I have an idea, let’s practice our baking. What’s that, you say? Your oven isn’t working? No matter, I have the perfect recipe for that: Sourdough English Muffins from King Arthur Flour.
I like this recipe for a handful of reasons, it’s relatively straightforward and great for a lazy day around the house, to name two. I also like that it’s an excuse to discard some of my sourdough starter without guilt from throwing it away. If English muffins sound a bit scary, that’s ok, we’ll get through this together.

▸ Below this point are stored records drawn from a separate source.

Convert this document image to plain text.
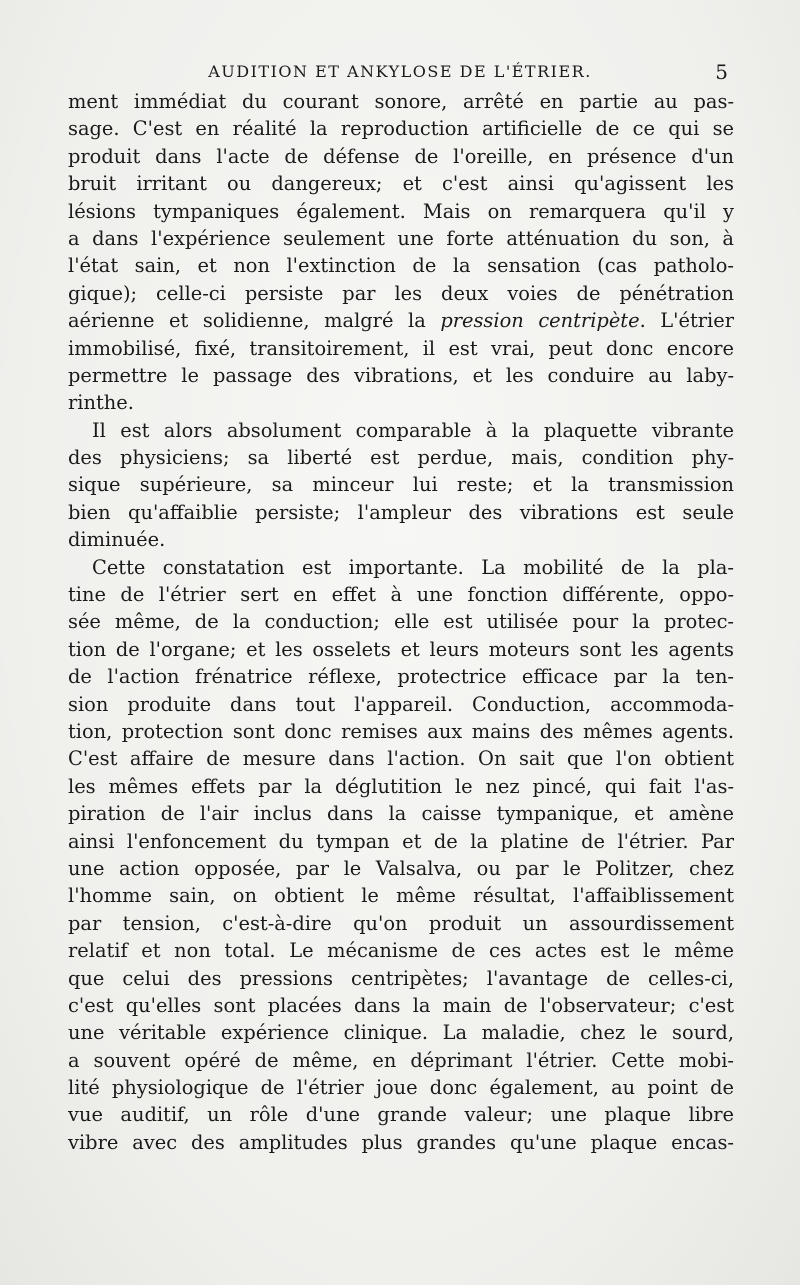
AUDITION ET ANKYLOSE DE L'ÉTRIER.	5
ment immédiat du courant sonore, arrêté en partie au pas-
sage. C'est en réalité la reproduction artificielle de ce qui se
produit dans l'acte de défense de l'oreille, en présence d'un
bruit irritant ou dangereux; et c'est ainsi qu'agissent les
lésions tympaniques également. Mais on remarquera qu'il y
a dans l'expérience seulement une forte atténuation du son, à
l'état sain, et non l'extinction de la sensation (cas patholo-
gique); celle-ci persiste par les deux voies de pénétration
aérienne et solidienne, malgré la pression centripète. L'étrier
immobilisé, fixé, transitoirement, il est vrai, peut donc encore
permettre le passage des vibrations, et les conduire au laby-
rinthe.
Il est alors absolument comparable à la plaquette vibrante
des physiciens; sa liberté est perdue, mais, condition phy-
sique supérieure, sa minceur lui reste; et la transmission
bien qu'affaiblie persiste; l'ampleur des vibrations est seule
diminuée.
Cette constatation est importante. La mobilité de la pla-
tine de l'étrier sert en effet à une fonction différente, oppo-
sée même, de la conduction; elle est utilisée pour la protec-
tion de l'organe; et les osselets et leurs moteurs sont les agents
de l'action frénatrice réflexe, protectrice efficace par la ten-
sion produite dans tout l'appareil. Conduction, accommoda-
tion, protection sont donc remises aux mains des mêmes agents.
C'est affaire de mesure dans l'action. On sait que l'on obtient
les mêmes effets par la déglutition le nez pincé, qui fait l'as-
piration de l'air inclus dans la caisse tympanique, et amène
ainsi l'enfoncement du tympan et de la platine de l'étrier. Par
une action opposée, par le Valsalva, ou par le Politzer, chez
l'homme sain, on obtient le même résultat, l'affaiblissement
par tension, c'est-à-dire qu'on produit un assourdissement
relatif et non total. Le mécanisme de ces actes est le même
que celui des pressions centripètes; l'avantage de celles-ci,
c'est qu'elles sont placées dans la main de l'observateur; c'est
une véritable expérience clinique. La maladie, chez le sourd,
a souvent opéré de même, en déprimant l'étrier. Cette mobi-
lité physiologique de l'étrier joue donc également, au point de
vue auditif, un rôle d'une grande valeur; une plaque libre
vibre avec des amplitudes plus grandes qu'une plaque encas-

Sourdough English Muffins, recipe adapted slightly from King Arthur Flour
Yield: 12+ muffins
Tools & Gadgets:
- Digital scale
- Cast iron skillet, 12″ is great but any size will do
- Digital thermometer
- 420 grams flour (I used half all-purpose and half whole wheat)
- 225 grams water, lukewarm
- 120 grams sourdough starter
- 28 grams butter, room temperature
- 22 g powdered goat milk
- 12 grams sugar
- 2 tsp yeast, active dry or instant, just shy of a packet
- 1.5 tsp salt, kosher or fine sea salt
- 1/8 tsp citric acid, optional (to increase sour flavor, I used this and didn’t notice much impact, so only use if you already happen to have it on hand)
- Cornmeal, fine, for dusting skillet
- Olive oil, for greasing bowl
- In a large bowl, mix sugar and water until sugar is dissolved, sprinkle in yeast and allow to stand until yeast appears foamy or bubbles form (we’re making sure that our yeast is viable). The yeast is responsible for making your muffins puff up, it does so by eating the sugars in the dough (sugar and flour) and releasing carbon dioxide gas. While we use sourdough starter in this recipe, it’s mostly for flavor and not so much puffiness.
- Stir gently, then add remaining ingredients (except cornmeal), using your hands, gently combine ingredients, working from the outside edges into the center, until evenly wet, smooth dough forms, if it’s too sticky you might try adding a smidgen more flour. Keep a small bowl of water nearby to dip your fingers in, this will help keep the dough from sticking to you.
- Place dough in a lightly greased bowl to rise and cover with plastic wrap or a slightly damp dish towel. From here, you have 2 options: I placed my bowl directly in the fridge overnight to develop the sourdough flavor (you could leave up to 24 hours), or you could allow to rise at room temperature for 1.5-2 hours, until slightly puffy.
- If removing dough from fridge, allow to rest on your counter until it reaches room temperature, about 2 hours, then turn out onto a lightly floured surface and roll into 1/2″ disc. If you let your dough rise on the counter, deflate and turn out onto lightly floured work surface, allow to rest another 10 minutes before rolling out.
- Using a glass or round cutter about 3″ wide, cut out circles and place on baking sheet dusted with cornmeal to rise. Once you’ve cut all you can from the disc, combine scraps and roll out again, allow to rest a few minutes before cutting out another round of circles. I had to do this 3 times, but the final round I just split the dough in two and formed into 3″ round discs which worked fine, though these muffins rose less evenly and weren’t as pretty.
- Allow muffins to rise on cornmeal dusted baking sheet until puffy, about an hour.
- At the end of the rise, preheat your cast iron skillet on a large burner over med-low heat, sprinkle with cornmeal, and place muffins evenly spaced. Cook muffins about 10 minutes per side, allowing to develop some color and cook through. A digital thermometer inserted into the center should read 190 degrees fahrenheit or higher when done. Using my 12″ skillet I was able to cook my 15 muffins in 3 batches.
- Remove from heat and allow to cool on a wire rack. Enjoy with butter and jam or whatever your heart desires.
There you have it! English muffins? Sourdough? Not that scary after all.